O mundo é uma bola

Publicado por Antonio Carlos Santini 30 de julho de 2010

Entra em campo a seleção da Alemanha: de uniforme branco, para a alegria de bávaros e berlinenses, perfilam-se o turco Özil, o ganês Boateng, o tunisiano Khedira, o brasileiro Cacau e os poloneses Klose e Podolski. O orgulho nacional entra em transe. Viva a Alemanha! Deutschland übber alles!

Do lado oposto, trajando o azul do céu refletido nas águas plácidas do Sena, a gloriosa seleção da França: ao som dos acordes da Marselhesa, cantam emocionados os cidadãos Cissé, da Costa do Marfim, Govou, do Benin, e o trio Evra, Sagna e Diarra, todos estes do Senegal. Le jour de gloire est arrivé!

O Atlas humano quebra todas as lógicas e atropela a geografia clássica. Graças ao futebol, o mundo é hoje uma bola…

É bem verdade que as coisas seriam diferentes sem aquele capítulo da História que costumam chamar de colonialismo. Se os navegadores europeus tivessem ficado em sua terra, no máximo a pescar em seus mares vizinhos, como o Mediterrâneo e o Mar do Norte, não veríamos hoje a contramaré multirracial. Mais: se não existissem as atuais desigualdades sociais e econômicas entre três ou quatro mundos diferentes, ninguém deixaria as savanas idílicas da África, pontilhadas de zebras e leões, para dar caneladas em meio ao fog de Wembley.

Não pense o leitor que estou a queixar-me dos soluços da História. Ao contrário, saúdo com entusiasmo a hipótese (ou seria a iminência?) de um planeta unificado, em que as diferenças regionais sejam mantidas como saudosismo folclórico, mas os anseios de unidade transnacional superem os bairrismos e os ufanismos patológicos que, ao longo dos séculos, nos levaram a tantos conflitos desnecessários e causaram inimaginável derramamento de sangue.
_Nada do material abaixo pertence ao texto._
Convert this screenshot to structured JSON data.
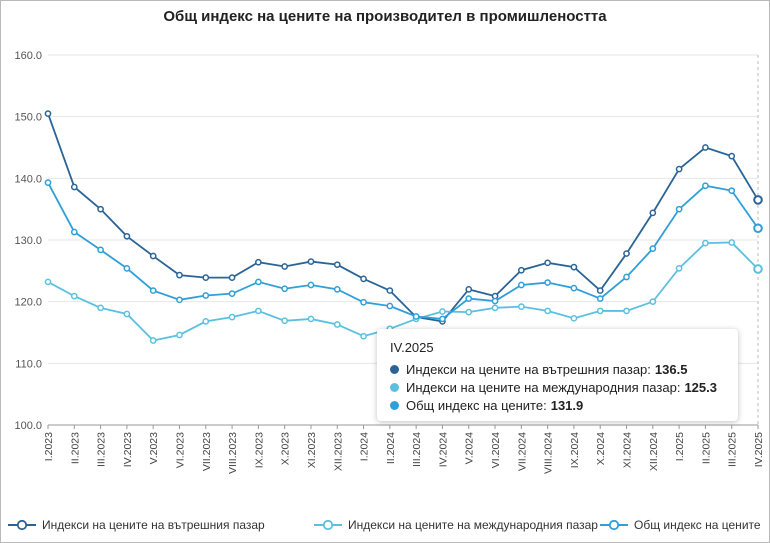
{
  "chart_data": {
    "type": "line",
    "title": "Общ индекс на цените на производител в промишлеността",
    "ylim": [
      100,
      160
    ],
    "yticks": [
      "100.0",
      "110.0",
      "120.0",
      "130.0",
      "140.0",
      "150.0",
      "160.0"
    ],
    "grid": true,
    "legend_position": "bottom",
    "categories": [
      "I.2023",
      "II.2023",
      "III.2023",
      "IV.2023",
      "V.2023",
      "VI.2023",
      "VII.2023",
      "VIII.2023",
      "IX.2023",
      "X.2023",
      "XI.2023",
      "XII.2023",
      "I.2024",
      "II.2024",
      "III.2024",
      "IV.2024",
      "V.2024",
      "VI.2024",
      "VII.2024",
      "VIII.2024",
      "IX.2024",
      "X.2024",
      "XI.2024",
      "XII.2024",
      "I.2025",
      "II.2025",
      "III.2025",
      "IV.2025"
    ],
    "series": [
      {
        "name": "Индекси на цените на вътрешния пазар",
        "color": "#2a6496",
        "values": [
          150.5,
          138.6,
          135.0,
          130.6,
          127.4,
          124.3,
          123.9,
          123.9,
          126.4,
          125.7,
          126.5,
          126.0,
          123.7,
          121.8,
          117.5,
          116.8,
          122.0,
          120.9,
          125.1,
          126.3,
          125.6,
          121.8,
          127.8,
          134.4,
          141.5,
          145.0,
          143.6,
          136.5
        ]
      },
      {
        "name": "Индекси на цените на международния пазар",
        "color": "#5bc0e0",
        "values": [
          123.2,
          120.9,
          119.0,
          118.0,
          113.7,
          114.6,
          116.8,
          117.5,
          118.5,
          116.9,
          117.2,
          116.3,
          114.4,
          115.6,
          117.2,
          118.4,
          118.3,
          119.0,
          119.2,
          118.5,
          117.3,
          118.5,
          118.5,
          120.0,
          125.4,
          129.5,
          129.6,
          125.3
        ]
      },
      {
        "name": "Общ индекс на цените",
        "color": "#2e9fd8",
        "values": [
          139.3,
          131.3,
          128.4,
          125.4,
          121.8,
          120.3,
          121.0,
          121.3,
          123.2,
          122.1,
          122.7,
          122.0,
          119.9,
          119.3,
          117.6,
          117.2,
          120.5,
          120.1,
          122.7,
          123.1,
          122.2,
          120.5,
          124.0,
          128.6,
          135.0,
          138.8,
          138.0,
          131.9
        ]
      }
    ]
  },
  "tooltip": {
    "header": "IV.2025",
    "rows": [
      {
        "label": "Индекси на цените на вътрешния пазар:",
        "value": "136.5",
        "color": "#2a6496"
      },
      {
        "label": "Индекси на цените на международния пазар:",
        "value": "125.3",
        "color": "#5bc0e0"
      },
      {
        "label": "Общ индекс на цените:",
        "value": "131.9",
        "color": "#2e9fd8"
      }
    ]
  },
  "legend": [
    {
      "label": "Индекси на цените на вътрешния пазар",
      "color": "#2a6496"
    },
    {
      "label": "Индекси на цените на международния пазар",
      "color": "#5bc0e0"
    },
    {
      "label": "Общ индекс на цените",
      "color": "#2e9fd8"
    }
  ]
}
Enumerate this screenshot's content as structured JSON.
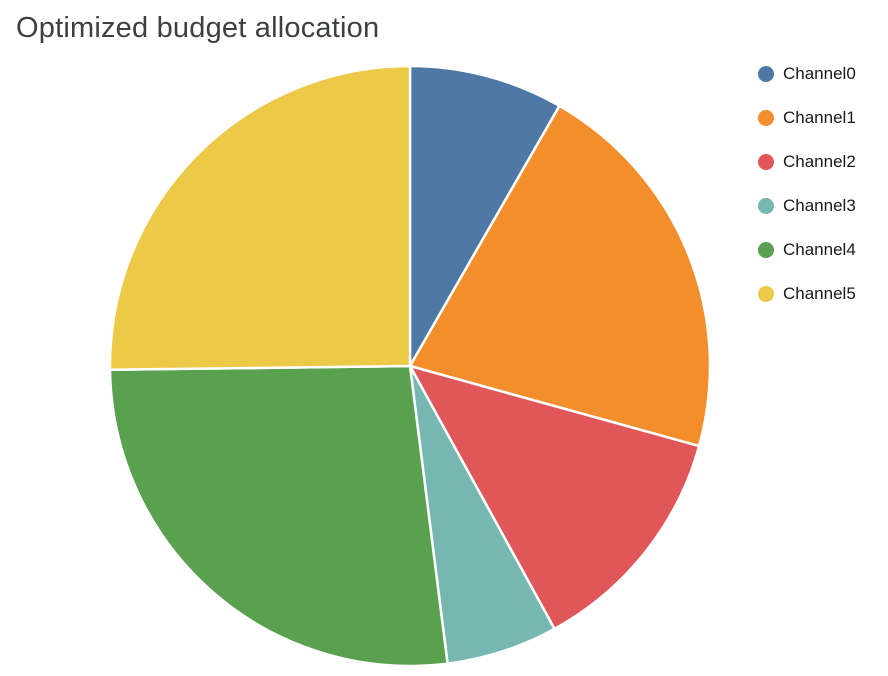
{
  "chart_data": {
    "type": "pie",
    "title": "Optimized budget allocation",
    "categories": [
      "Channel0",
      "Channel1",
      "Channel2",
      "Channel3",
      "Channel4",
      "Channel5"
    ],
    "values": [
      8.3,
      21.0,
      12.7,
      6.0,
      26.8,
      25.2
    ],
    "colors": [
      "#4e79a7",
      "#f28e2b",
      "#e15759",
      "#76b7b2",
      "#59a14f",
      "#edc948"
    ],
    "legend": {
      "position": "right",
      "entries": [
        "Channel0",
        "Channel1",
        "Channel2",
        "Channel3",
        "Channel4",
        "Channel5"
      ]
    },
    "start_angle_deg": 0,
    "direction": "clockwise",
    "slice_border_color": "#ffffff",
    "title_color": "#3c4043",
    "background_color": "#ffffff"
  }
}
Afinal, nem mesmo nós, os brasileiros descendentes de Caramuru e Paraguaçu, podemos exigir um atestado de brasilidade. Meu sobrenome italiano seria o primeiro a desmentir essa tese. No sobrenome dos antigos presidentes do Brasil se misturam o checo [Kubitschek], o alemão [Geisel] e o português [Silva]. Nossas cidades não conseguem ocultar a nostalgia das terras do imigrante: Nova Trento, Nova Granada, Novo Hamburgo, onde Itália, Espanha e Alemanha se abraçam comovidas.

Por tudo isso – e agora, sim, devo lamentar-me – chega às raias da insanidade o projeto de associar nacionalismo e Copa do Mundo, quando os restos de amor à Pátria são usados e abusados pelo marketing sem mais pudores, que não pensa em outra coisa exceto induzir ao consumo e conquistar a audiência dos brasileiros.

Não, a seleção não é “a pátria em chuteiras”. É apenas um grupo de profissionais regiamente remunerados que se exibem como artistas de um jogo altamente rentável para seus organizadores. Um cassino atlético, pois não? Esta última Copa do Mundo não economizou cenas em que o individualismo e a procura de brilho pessoal superou de longe o espírito coletivo e algum eventual amor pelas pátrias representadas na terra das vuvuzelas. As infernais vuvuzelas, diria Vovô Tunico!

Se o esporte inclui possibilidades pedagógicas e educativas – e as inclui, por certo, diria Dom Bosco -, é a sua prática, e não sua propaganda comercial, que pode fazer bem à juventude.

E tem mais: dá pena ver crianças chorando na derrota de alguma equipe esportiva. Lágrimas desperdiçadas, que seriam mais bem choradas pelas crianças que passam fome e morrem todos os dias nos conflitos programados pelos traficantes de armas.